The Seattle Public Schools have had an achievement gap in math that has steadily widened over the last decade. Certainly some of that can be traced to Dr King's reform math efforts and his close proximity to Seattle Public Schools.

The Stuff that OSPI and the UW have been pushing does not work.

It is time for the SBE to end the support of irrational decision making for the sake of Washington's children.

Sincerely,

Danaher M. Dempsey, Jr.

SBE Math Advisory Panelist
Math Teacher at Lummi Nations School
Bellingham WA 98226

NCLB Highly Qualified in Math and Chemistry
B.A. Math, M.Ed.

3 comments:

Anonymous said...

Excellent reporting of the news and keeping us informed.
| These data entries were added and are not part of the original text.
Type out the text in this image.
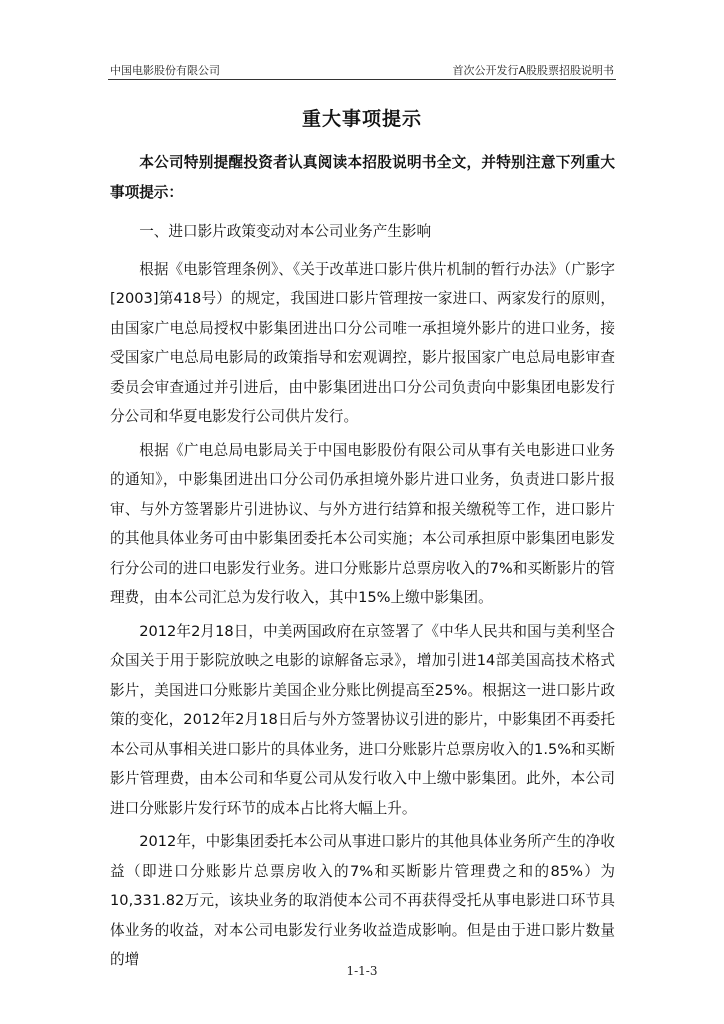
中国电影股份有限公司	首次公开发行A股股票招股说明书
重大事项提示

本公司特别提醒投资者认真阅读本招股说明书全文，并特别注意下列重大事项提示：

一、进口影片政策变动对本公司业务产生影响

根据《电影管理条例》、《关于改革进口影片供片机制的暂行办法》（广影字[2003]第418号）的规定，我国进口影片管理按一家进口、两家发行的原则，由国家广电总局授权中影集团进出口分公司唯一承担境外影片的进口业务，接受国家广电总局电影局的政策指导和宏观调控，影片报国家广电总局电影审查委员会审查通过并引进后，由中影集团进出口分公司负责向中影集团电影发行分公司和华夏电影发行公司供片发行。

根据《广电总局电影局关于中国电影股份有限公司从事有关电影进口业务的通知》，中影集团进出口分公司仍承担境外影片进口业务，负责进口影片报审、与外方签署影片引进协议、与外方进行结算和报关缴税等工作，进口影片的其他具体业务可由中影集团委托本公司实施；本公司承担原中影集团电影发行分公司的进口电影发行业务。进口分账影片总票房收入的7%和买断影片的管理费，由本公司汇总为发行收入，其中15%上缴中影集团。

2012年2月18日，中美两国政府在京签署了《中华人民共和国与美利坚合众国关于用于影院放映之电影的谅解备忘录》，增加引进14部美国高技术格式影片，美国进口分账影片美国企业分账比例提高至25%。根据这一进口影片政策的变化，2012年2月18日后与外方签署协议引进的影片，中影集团不再委托本公司从事相关进口影片的具体业务，进口分账影片总票房收入的1.5%和买断影片管理费，由本公司和华夏公司从发行收入中上缴中影集团。此外，本公司进口分账影片发行环节的成本占比将大幅上升。

2012年，中影集团委托本公司从事进口影片的其他具体业务所产生的净收益（即进口分账影片总票房收入的7%和买断影片管理费之和的85%）为10,331.82万元，该块业务的取消使本公司不再获得受托从事电影进口环节具体业务的收益，对本公司电影发行业务收益造成影响。但是由于进口影片数量的增

1-1-3
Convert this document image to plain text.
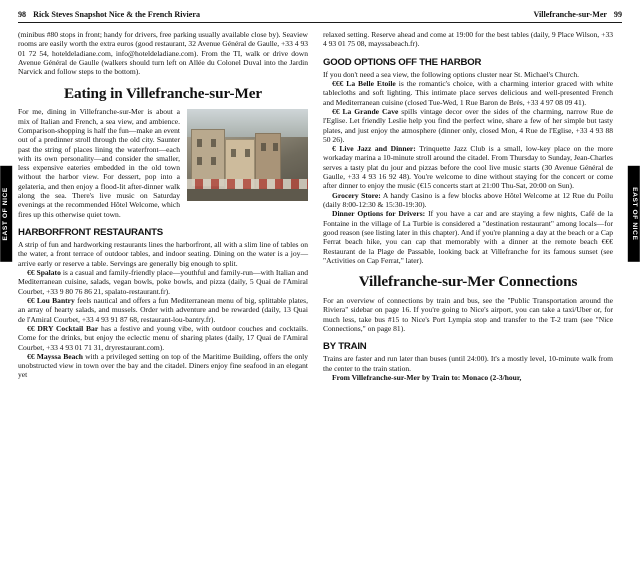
98 Rick Steves Snapshot Nice & the French Riviera	Villefranche-sur-Mer 99
EAST OF NICE	EAST OF NICE

(minibus #80 stops in front; handy for drivers, free parking usually available close by). Seaview rooms are easily worth the extra euros (good restaurant, 32 Avenue Général de Gaulle, +33 4 93 01 72 54, hoteldeladiane.com, info@hoteldeladiane.com). From the TI, walk or drive down Avenue Général de Gaulle (walkers should turn left on Allée du Colonel Duval into the Jardin Narvick and follow steps to the bottom).

Eating in Villefranche-sur-Mer

For me, dining in Villefranche-sur-Mer is about a mix of Italian and French, a sea view, and ambience. Comparison-shopping is half the fun—make an event out of a predinner stroll through the old city. Saunter past the string of places lining the waterfront—each with its own personality—and consider the smaller, less expensive eateries embedded in the old town without the harbor view. For dessert, pop into a gelateria, and then enjoy a flood-lit after-dinner walk along the sea. There's live music on Saturday evenings at the recommended Hôtel Welcome, which fires up this otherwise quiet town.

HARBORFRONT RESTAURANTS

A strip of fun and hardworking restaurants lines the harborfront, all with a slim line of tables on the water, a front terrace of outdoor tables, and indoor seating. Dining on the water is a joy—arrive early or reserve a table. Servings are generally big enough to split.

€€ Spalato is a casual and family-friendly place—youthful and family-run—with Italian and Mediterranean cuisine, salads, vegan bowls, poke bowls, and pizza (daily, 5 Quai de l'Amiral Courbet, +33 9 80 76 86 21, spalato-restaurant.fr).

€€ Lou Bantry feels nautical and offers a fun Mediterranean menu of big, splittable plates, an array of hearty salads, and mussels. Order with adventure and be rewarded (daily, 13 Quai de l'Amiral Courbet, +33 4 93 91 87 68, restaurant-lou-bantry.fr).

€€ DRY Cocktail Bar has a festive and young vibe, with outdoor couches and cocktails. Come for the drinks, but enjoy the eclectic menu of sharing plates (daily, 17 Quai de l'Amiral Courbet, +33 4 93 01 71 31, dryrestaurant.com).

€€ Mayssa Beach with a privileged setting on top of the Maritime Building, offers the only unobstructed view in town over the bay and the citadel. Diners enjoy fine seafood in an elegant yet

relaxed setting. Reserve ahead and come at 19:00 for the best tables (daily, 9 Place Wilson, +33 4 93 01 75 08, mayssabeach.fr).

GOOD OPTIONS OFF THE HARBOR

If you don't need a sea view, the following options cluster near St. Michael's Church.

€€€ La Belle Etoile is the romantic's choice, with a charming interior graced with white tablecloths and soft lighting. This intimate place serves delicious and well-presented French and Mediterranean cuisine (closed Tue-Wed, 1 Rue Baron de Brès, +33 4 97 08 09 41).

€€ La Grande Cave spills vintage decor over the sides of the charming, narrow Rue de l'Eglise. Let friendly Leslie help you find the perfect wine, share a few of her simple but tasty plates, and just enjoy the atmosphere (dinner only, closed Mon, 4 Rue de l'Eglise, +33 4 93 88 50 26).

€ Live Jazz and Dinner: Trinquette Jazz Club is a small, low-key place on the more workaday marina a 10-minute stroll around the citadel. From Thursday to Sunday, Jean-Charles serves a tasty plat du jour and pizzas before the cool live music starts (30 Avenue Général de Gaulle, +33 4 93 16 92 48). You're welcome to dine without staying for the concert or come after dinner to enjoy the music (€15 concerts start at 21:00 Thu-Sat, 20:00 on Sun).

Grocery Store: A handy Casino is a few blocks above Hôtel Welcome at 12 Rue du Poilu (daily 8:00-12:30 & 15:30-19:30).

Dinner Options for Drivers: If you have a car and are staying a few nights, Café de la Fontaine in the village of La Turbie is considered a "destination restaurant" among locals—for good reason (see listing later in this chapter). And if you're planning a day at the beach or a Cap Ferrat beach hike, you can cap that memorably with a dinner at the remote beach €€€ Restaurant de la Plage de Passable, looking back at Villefranche for its famous sunset (see "Activities on Cap Ferrat," later).

Villefranche-sur-Mer Connections

For an overview of connections by train and bus, see the "Public Transportation around the Riviera" sidebar on page 16. If you're going to Nice's airport, you can take a taxi/Uber or, for much less, take bus #15 to Nice's Port Lympia stop and transfer to the T-2 tram (see "Nice Connections," on page 81).

BY TRAIN

Trains are faster and run later than buses (until 24:00). It's a mostly level, 10-minute walk from the center to the train station.

From Villefranche-sur-Mer by Train to: Monaco (2-3/hour,
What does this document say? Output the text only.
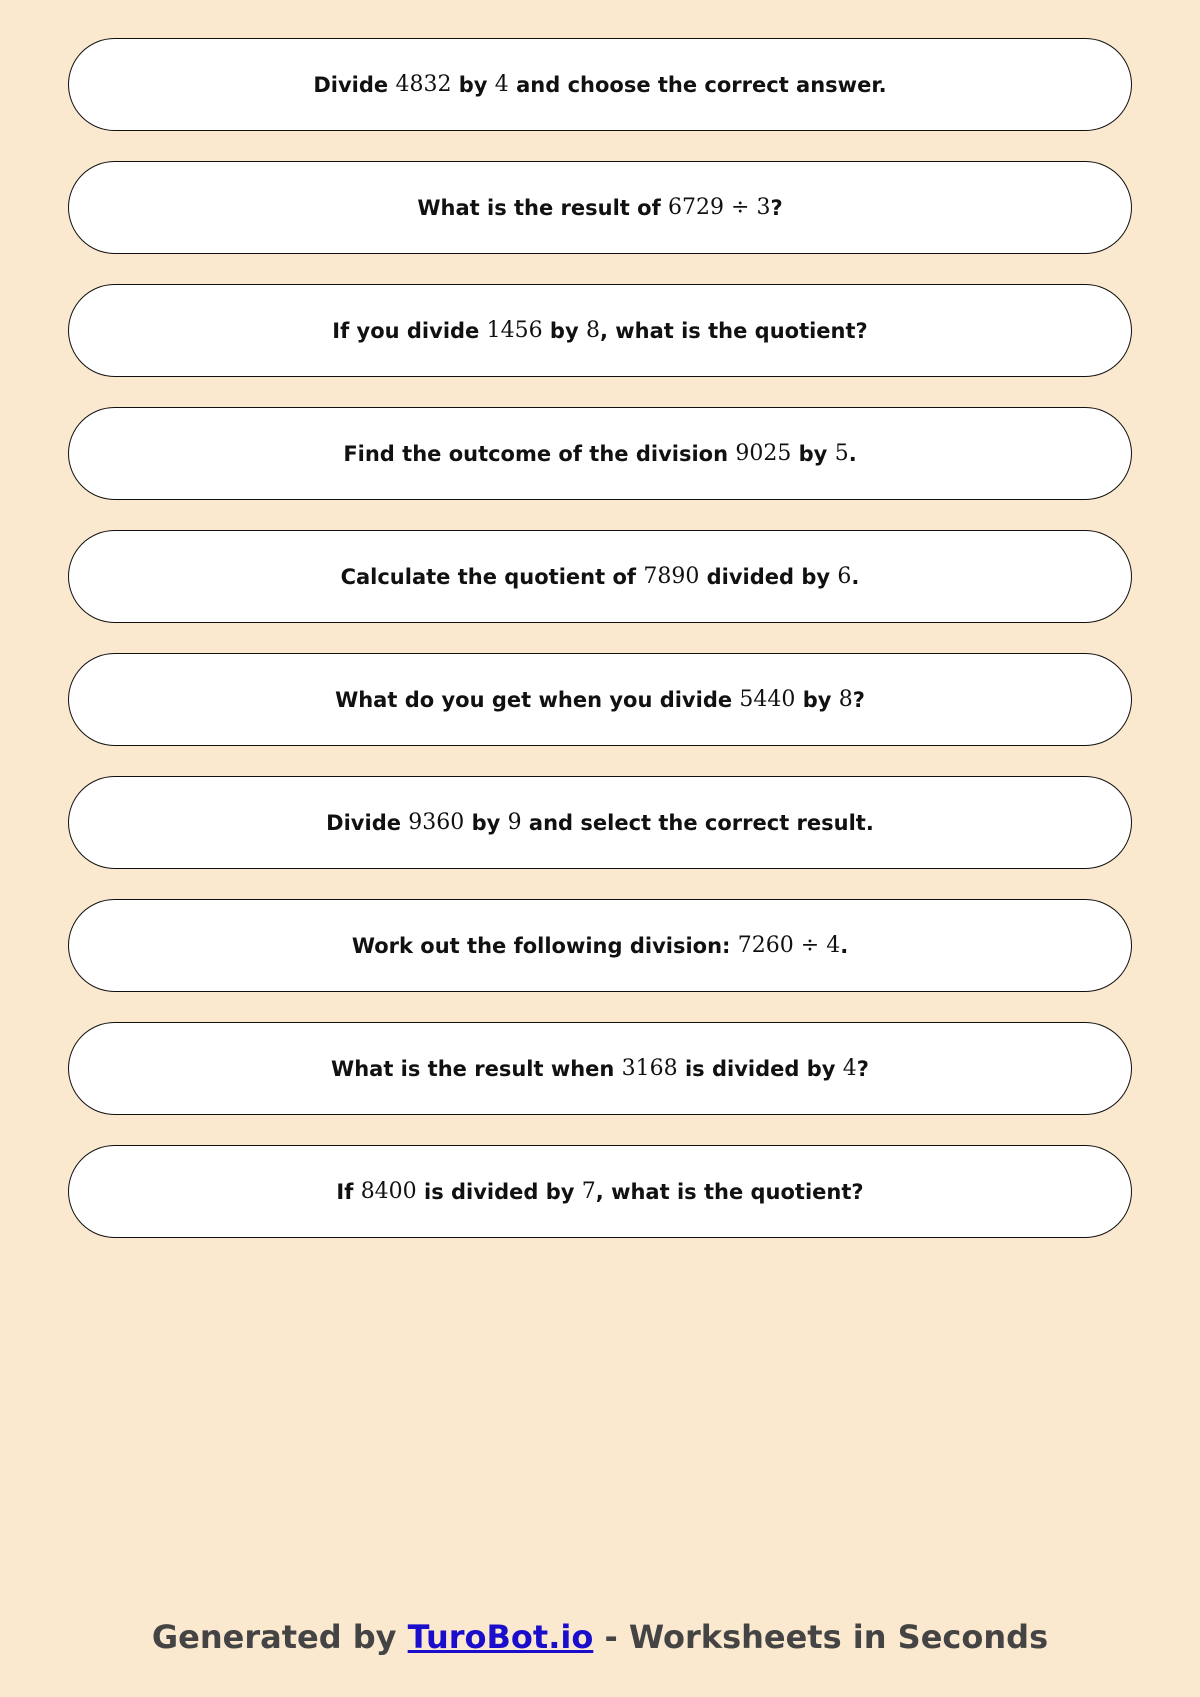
Divide 4832 by 4 and choose the correct answer.
What is the result of 6729 ÷ 3 ?
If you divide 1456 by 8 , what is the quotient?
Find the outcome of the division 9025 by 5 .
Calculate the quotient of 7890 divided by 6 .
What do you get when you divide 5440 by 8 ?
Divide 9360 by 9 and select the correct result.
Work out the following division: 7260 ÷ 4 .
What is the result when 3168 is divided by 4 ?
If 8400 is divided by 7 , what is the quotient?
Generated by TuroBot.io - Worksheets in Seconds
It makes no sense to adopt Bridges unless Bright and King have a stake in this curriculum and its use is most certainly tied to their NSF grant. They should have to publicly disclose this during a board meeting. That would be ethical.

Anonymous said...

Integrity is telling yourself the truth; honesty is telling other people the truth. - Spencer Johnson

What do you call a dishonest scumbag lacking integrity?
A textbook writer.

Anonymous said...

Would it be equally ethical to point out the SBE contracted with an organization, Strategic Teaching, who in turn hired ONE mathematician, W. Stephen Wilson, who has close ties with Where's The Math and Mathematically Correct, organizations who have a highly biased and ignorant viewpoint on the mathematics needed in the 21st century to do the review of the top four programs from OSPI's initial review? To whine about bias is naive and manipulative.

What ended up as the three recommended programs were those that started out as the three of the four recommended programs after the initial review by OSPI. Dan is equally uninformed about that.

Shouldn't there be a little more trust in the local review process. If any of these programs are so onerous, won't that come to light. Why is Dan feeling so threatened?